心理が理解できたヴィランは魅力的なヴィランになり得ます。
正直マーク・ウェブを含む本作のフィルムメーカーたちは、前作『アメイジング・スパイダーマン』の失敗からライミ版『スパイダーマン』をかなり研究・引用したのではないかと思われます。
というのも先述したヒーローとヴィランをクロスカッティングするような描き方はライミ版『スパイダーマン』の御家芸みたいなものなんですよね。

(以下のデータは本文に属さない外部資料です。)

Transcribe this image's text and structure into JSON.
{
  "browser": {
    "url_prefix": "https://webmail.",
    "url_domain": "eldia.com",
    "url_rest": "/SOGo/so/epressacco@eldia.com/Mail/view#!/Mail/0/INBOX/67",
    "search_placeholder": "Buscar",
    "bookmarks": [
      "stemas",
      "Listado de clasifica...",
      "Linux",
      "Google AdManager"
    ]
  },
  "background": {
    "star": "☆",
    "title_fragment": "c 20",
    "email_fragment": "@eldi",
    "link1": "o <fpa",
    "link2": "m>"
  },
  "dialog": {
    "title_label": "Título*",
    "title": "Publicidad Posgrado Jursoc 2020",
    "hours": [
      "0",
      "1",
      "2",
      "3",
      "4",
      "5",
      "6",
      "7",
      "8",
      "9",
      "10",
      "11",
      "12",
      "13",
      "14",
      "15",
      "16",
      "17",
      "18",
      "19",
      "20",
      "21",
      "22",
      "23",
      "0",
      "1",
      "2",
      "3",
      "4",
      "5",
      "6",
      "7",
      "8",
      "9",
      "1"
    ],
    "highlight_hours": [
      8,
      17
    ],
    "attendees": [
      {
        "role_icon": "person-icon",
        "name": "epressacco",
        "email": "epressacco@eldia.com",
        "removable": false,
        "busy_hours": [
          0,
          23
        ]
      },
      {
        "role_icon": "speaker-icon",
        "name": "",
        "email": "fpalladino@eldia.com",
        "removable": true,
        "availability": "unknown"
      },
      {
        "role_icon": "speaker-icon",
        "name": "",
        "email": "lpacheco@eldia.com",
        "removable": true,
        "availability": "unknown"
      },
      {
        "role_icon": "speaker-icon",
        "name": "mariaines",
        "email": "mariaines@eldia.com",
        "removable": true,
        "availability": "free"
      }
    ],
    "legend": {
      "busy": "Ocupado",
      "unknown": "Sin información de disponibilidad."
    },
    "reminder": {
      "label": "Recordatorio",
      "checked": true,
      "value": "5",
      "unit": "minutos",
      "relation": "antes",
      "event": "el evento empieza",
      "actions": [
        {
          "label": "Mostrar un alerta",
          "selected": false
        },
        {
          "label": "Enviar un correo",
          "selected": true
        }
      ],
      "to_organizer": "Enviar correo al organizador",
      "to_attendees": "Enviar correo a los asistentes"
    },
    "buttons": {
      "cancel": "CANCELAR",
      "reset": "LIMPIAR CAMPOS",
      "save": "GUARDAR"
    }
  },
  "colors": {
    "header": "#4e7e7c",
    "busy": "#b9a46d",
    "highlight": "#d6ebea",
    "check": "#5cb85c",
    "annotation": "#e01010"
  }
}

引用といえば放浪者チャップリンの引用も面白かったと思います。
ピーターがオズコープ社内でグウェンを逃そうと追っ手を邪魔するシーンがありましたよね。スラップスティック味の強いシーンでしたが、あれは明らかにチャップリンの引用でした。
揺らぐ信頼をダッチアングルショットで表現
さて最後は映画の撮影技術的な側面で、面白かった描写を一つご紹介します。
ダッチアングルショットという撮影技法をご存知でしょうか。ダッチアングルショットとはカメラを右もしくは左に傾けて撮影したショットのことで、主に被写体の精神異常を表すために用いられます。
ルーツとしては1930年ごろ表現の手法として使われ出しており、もともとはドイチュアングルショットと呼ばれていました。

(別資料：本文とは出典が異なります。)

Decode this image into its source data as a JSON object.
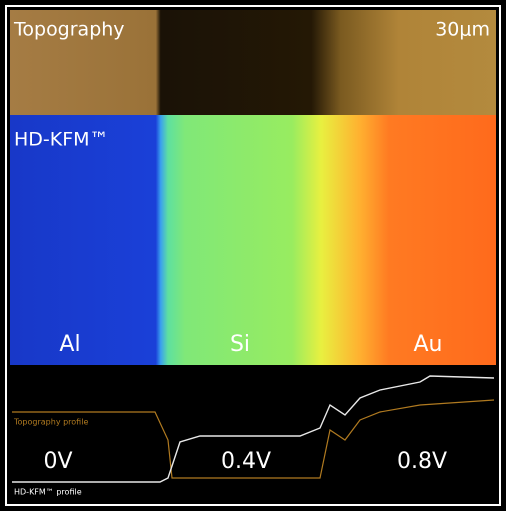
{
  "topography": {
    "title": "Topography",
    "scale": "30μm"
  },
  "kfm": {
    "title": "HD-KFM™",
    "regions": [
      "Al",
      "Si",
      "Au"
    ]
  },
  "profile": {
    "voltages": [
      "0V",
      "0.4V",
      "0.8V"
    ],
    "topography_label": "Topography profile",
    "kfm_label": "HD-KFM™ profile"
  }
}
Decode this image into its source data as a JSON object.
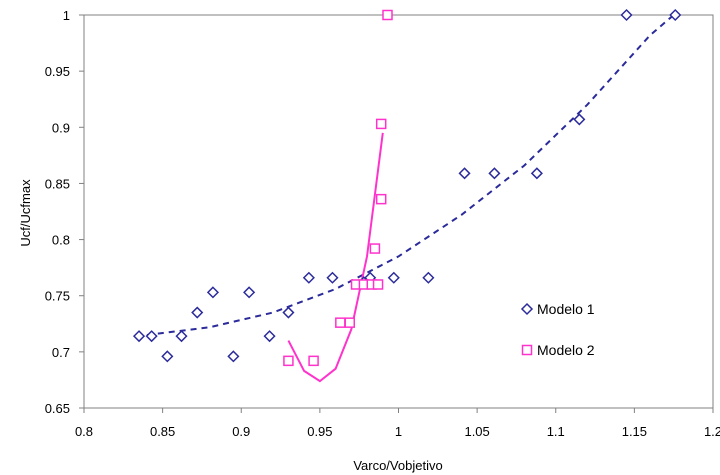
{
  "chart_data": {
    "type": "scatter",
    "title": "",
    "xlabel": "Varco/Vobjetivo",
    "ylabel": "Ucf/Ucfmax",
    "xlim": [
      0.8,
      1.2
    ],
    "ylim": [
      0.65,
      1.0
    ],
    "x_ticks": [
      "0.8",
      "0.85",
      "0.9",
      "0.95",
      "1",
      "1.05",
      "1.1",
      "1.15",
      "1.2"
    ],
    "y_ticks": [
      "0.65",
      "0.7",
      "0.75",
      "0.8",
      "0.85",
      "0.9",
      "0.95",
      "1"
    ],
    "grid": false,
    "legend_position": "right",
    "series": [
      {
        "name": "Modelo 1",
        "marker": "diamond",
        "color": "#2b2b9b",
        "trendline": "polynomial-dashed",
        "points": [
          [
            0.835,
            0.714
          ],
          [
            0.843,
            0.714
          ],
          [
            0.853,
            0.696
          ],
          [
            0.862,
            0.714
          ],
          [
            0.872,
            0.735
          ],
          [
            0.882,
            0.753
          ],
          [
            0.895,
            0.696
          ],
          [
            0.905,
            0.753
          ],
          [
            0.918,
            0.714
          ],
          [
            0.93,
            0.735
          ],
          [
            0.943,
            0.766
          ],
          [
            0.958,
            0.766
          ],
          [
            0.978,
            0.762
          ],
          [
            0.982,
            0.766
          ],
          [
            0.997,
            0.766
          ],
          [
            1.019,
            0.766
          ],
          [
            1.042,
            0.859
          ],
          [
            1.061,
            0.859
          ],
          [
            1.088,
            0.859
          ],
          [
            1.115,
            0.907
          ],
          [
            1.145,
            1.0
          ],
          [
            1.176,
            1.0
          ]
        ]
      },
      {
        "name": "Modelo 2",
        "marker": "square",
        "color": "#ff33cc",
        "trendline": "polynomial-solid",
        "points": [
          [
            0.93,
            0.692
          ],
          [
            0.946,
            0.692
          ],
          [
            0.963,
            0.726
          ],
          [
            0.969,
            0.726
          ],
          [
            0.973,
            0.76
          ],
          [
            0.978,
            0.76
          ],
          [
            0.983,
            0.76
          ],
          [
            0.985,
            0.792
          ],
          [
            0.987,
            0.76
          ],
          [
            0.989,
            0.836
          ],
          [
            0.989,
            0.903
          ],
          [
            0.993,
            1.0
          ]
        ]
      }
    ],
    "trendlines": [
      {
        "series": "Modelo 1",
        "points": [
          [
            0.84,
            0.715
          ],
          [
            0.88,
            0.722
          ],
          [
            0.92,
            0.735
          ],
          [
            0.96,
            0.756
          ],
          [
            1.0,
            0.785
          ],
          [
            1.04,
            0.822
          ],
          [
            1.08,
            0.866
          ],
          [
            1.12,
            0.92
          ],
          [
            1.16,
            0.982
          ],
          [
            1.175,
            1.0
          ]
        ]
      },
      {
        "series": "Modelo 2",
        "points": [
          [
            0.93,
            0.71
          ],
          [
            0.94,
            0.683
          ],
          [
            0.95,
            0.674
          ],
          [
            0.96,
            0.685
          ],
          [
            0.97,
            0.72
          ],
          [
            0.98,
            0.785
          ],
          [
            0.99,
            0.895
          ]
        ]
      }
    ]
  }
}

いつしかドイチュが訛ってダッチになって行ったと言われています。
ダッチアングルショットについてもっと詳しく知りたい人は『filmmaker’s eye 映画のシーンに学ぶ構図と撮影術:原則とその破り方』を参考にしてください。
さてそんなダッチアングルショットが本作のどんなシーンに使われていたかというと、まず最初に「父親はお金のために会社や自分を裏切ったとメイおばさんから告げられるシーン」です。
ここではメイおばさんが語るエピソードとともに、ピーターを被写体としたカメラは右へと徐々に傾いていきます。
つまり父親への不信感を表しているんです。
次に「ルーズベルト駅で真実を知るシーン」でもダッチアングルショットが使われています。
「ルーズベルト駅で真実を知るシーン」がとても秀逸で、ダッチアングルショットの型を破るような形として利用されています。
というのは真実を知ったピーターを被写体としたカメラが右から徐々に平行へと傾きを戻していくんですよ。
つまりメイおばさんが語ったエピソードのシーンで揺らいだ信頼が、父親が語る真実によって回復していくことをダッチアングルショットで表現しているんです。
徐々に不安になっていく様を、徐々にカメラを傾けることで表現することはよくあります。しかし傾きを戻すという技法はかなり斬新だったと思います。
そもそも前のメイおばさんが語るのエピソードシーンでの傾きがなければ、後の「ルーズベルト駅での真実シーン」の傾きを戻す演出は成立しません。
映画のこんなところにも伏線は存在するということがよくわかる演出でした。